1726 De staten van het Furstendom Gelre en de Greafschap Zutphen vaardigen twee resoluties uit, waarin wordt verboden dat nieuwe joden "met de woon op het platte Land binnen dese provincie sullen mogen ter neder setten in eenigerley manieren". Een reeks van verboden zullen nog volgen.
De staten zijn beducht voor goed georganiseerde roversbenden, met joodse leden, die vooral in Noordrijn-Westfalen en bij de Nederlandse oostgrens rondtrekken en de politie handen vol werk bezorgen.

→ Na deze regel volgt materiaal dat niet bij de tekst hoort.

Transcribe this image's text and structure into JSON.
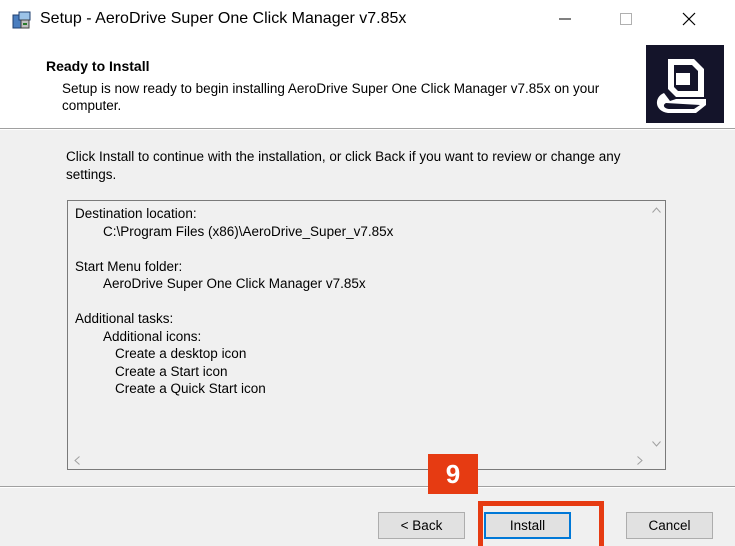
{
  "window": {
    "title": "Setup - AeroDrive Super One Click Manager v7.85x",
    "controls": {
      "minimize": "—",
      "maximize": "☐",
      "close": "✕"
    }
  },
  "header": {
    "title": "Ready to Install",
    "description": "Setup is now ready to begin installing AeroDrive Super One Click Manager v7.85x on your computer.",
    "logo_icon": "computer-install-icon"
  },
  "content": {
    "intro": "Click Install to continue with the installation, or click Back if you want to review or change any settings.",
    "memo": {
      "destination_label": "Destination location:",
      "destination_value": "C:\\Program Files (x86)\\AeroDrive_Super_v7.85x",
      "start_menu_label": "Start Menu folder:",
      "start_menu_value": "AeroDrive Super One Click Manager v7.85x",
      "tasks_label": "Additional tasks:",
      "icons_label": "Additional icons:",
      "tasks": [
        "Create a desktop icon",
        "Create a Start icon",
        "Create a Quick Start icon"
      ]
    }
  },
  "buttons": {
    "back": "< Back",
    "install": "Install",
    "cancel": "Cancel"
  },
  "annotation": {
    "step_number": "9",
    "color": "#e63b12"
  }
}
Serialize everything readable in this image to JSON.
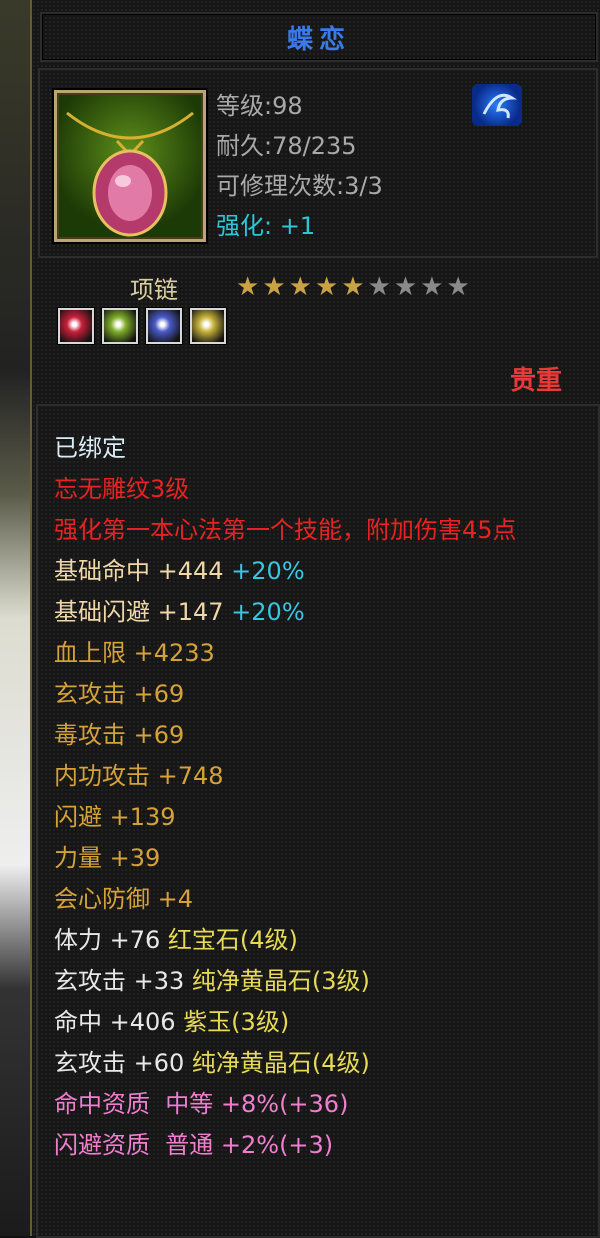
{
  "item": {
    "name": "蝶恋",
    "level": "等级:98",
    "durability": "耐久:78/235",
    "repairs": "可修理次数:3/3",
    "enhance": "强化: +1",
    "type": "项链",
    "rarity": "贵重",
    "stars": {
      "lit": 5,
      "total": 9
    },
    "gems": [
      {
        "name": "red-gem",
        "color": "#c8203a"
      },
      {
        "name": "green-gem",
        "color": "#7fae2a"
      },
      {
        "name": "blue-gem",
        "color": "#4a5ac8"
      },
      {
        "name": "yellow-gem",
        "color": "#c7b23a"
      }
    ]
  },
  "description": {
    "bound": "已绑定",
    "engrave": "忘无雕纹3级",
    "effect": "强化第一本心法第一个技能，附加伤害45点",
    "stats": [
      {
        "text": "基础命中 +444",
        "extra": "+20%",
        "class": "warm"
      },
      {
        "text": "基础闪避 +147",
        "extra": "+20%",
        "class": "warm"
      },
      {
        "text": "血上限 +4233",
        "extra": "",
        "class": "gold"
      },
      {
        "text": "玄攻击 +69",
        "extra": "",
        "class": "gold"
      },
      {
        "text": "毒攻击 +69",
        "extra": "",
        "class": "gold"
      },
      {
        "text": "内功攻击 +748",
        "extra": "",
        "class": "gold"
      },
      {
        "text": "闪避 +139",
        "extra": "",
        "class": "gold"
      },
      {
        "text": "力量 +39",
        "extra": "",
        "class": "gold"
      },
      {
        "text": "会心防御 +4",
        "extra": "",
        "class": "gold"
      }
    ],
    "gem_stats": [
      {
        "text": "体力 +76",
        "gem": "红宝石(4级)"
      },
      {
        "text": "玄攻击 +33",
        "gem": "纯净黄晶石(3级)"
      },
      {
        "text": "命中 +406",
        "gem": "紫玉(3级)"
      },
      {
        "text": "玄攻击 +60",
        "gem": "纯净黄晶石(4级)"
      }
    ],
    "aptitudes": [
      "命中资质  中等 +8%(+36)",
      "闪避资质  普通 +2%(+3)"
    ]
  }
}
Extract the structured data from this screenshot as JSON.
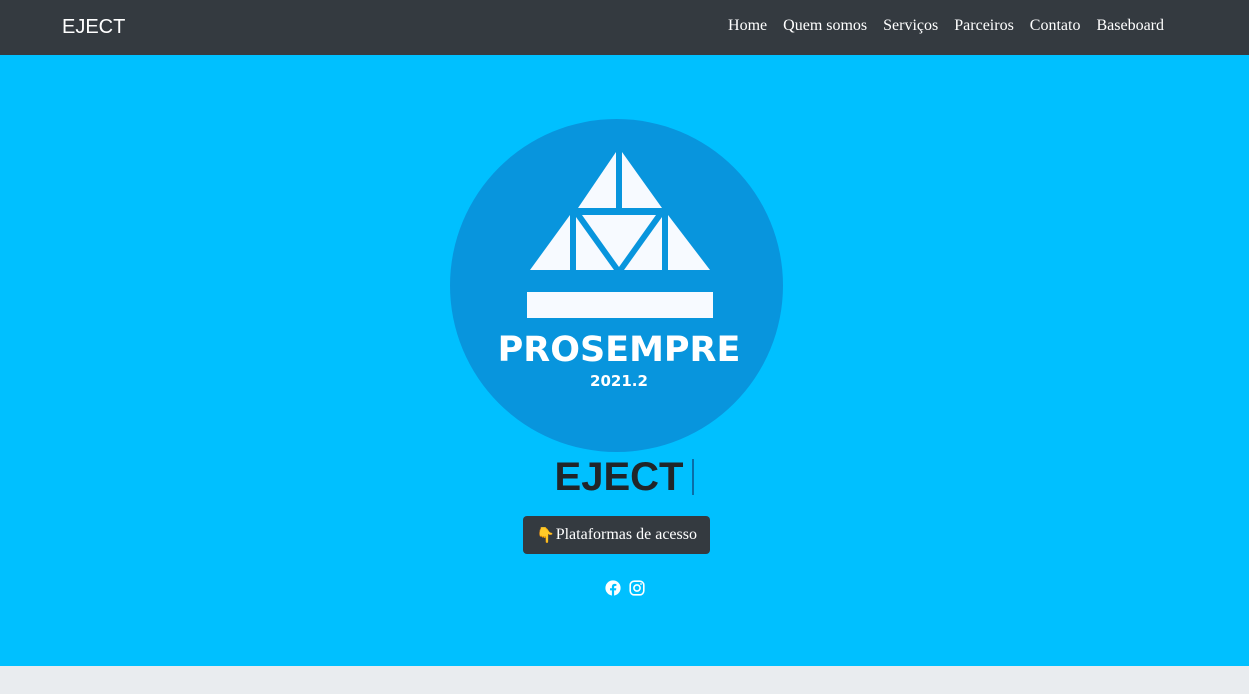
{
  "navbar": {
    "brand": "EJECT",
    "links": [
      {
        "label": "Home"
      },
      {
        "label": "Quem somos"
      },
      {
        "label": "Serviços"
      },
      {
        "label": "Parceiros"
      },
      {
        "label": "Contato"
      },
      {
        "label": "Baseboard"
      }
    ]
  },
  "hero": {
    "logo": {
      "title": "PROSEMPRE",
      "subtitle": "2021.2"
    },
    "title": "EJECT",
    "cta": {
      "emoji": "👇",
      "label": "Plataformas de acesso"
    },
    "social": [
      {
        "icon": "facebook-icon"
      },
      {
        "icon": "instagram-icon"
      }
    ]
  },
  "colors": {
    "navbar": "#343a40",
    "hero_bg": "#00c0ff",
    "logo_circle": "#0895dd",
    "footer": "#e9ecef"
  }
}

De gelderse staten kondigen een plakkaat af met uitvoerige beperkingen voor joodse families.
1726 Mei 27. "Tegen het wonen en vernachten van Joden ten platte Lande" "
"Dat gene vreemde of nieuwe joden of Smoussen, die quansgewys met een winkeltje, met Slachten of enige andere Neringe of Handtteringe de kost soecken te winnen, haer voortaen met de Woon op t platren Landt binnen dese Provintie reets hier of daer binnen Steden deser Provintie mochten bevinden, welcke ten opsichte dat sy haer ten platten Lande meter Woon niet sulle mogen ter neer setten, oock als Vreemdelingen geconsidereert sullen werden .
Straffen bij niet naleving van de verordeningen: "Publycke Gesselinge en Bannissement uit dese Provintie".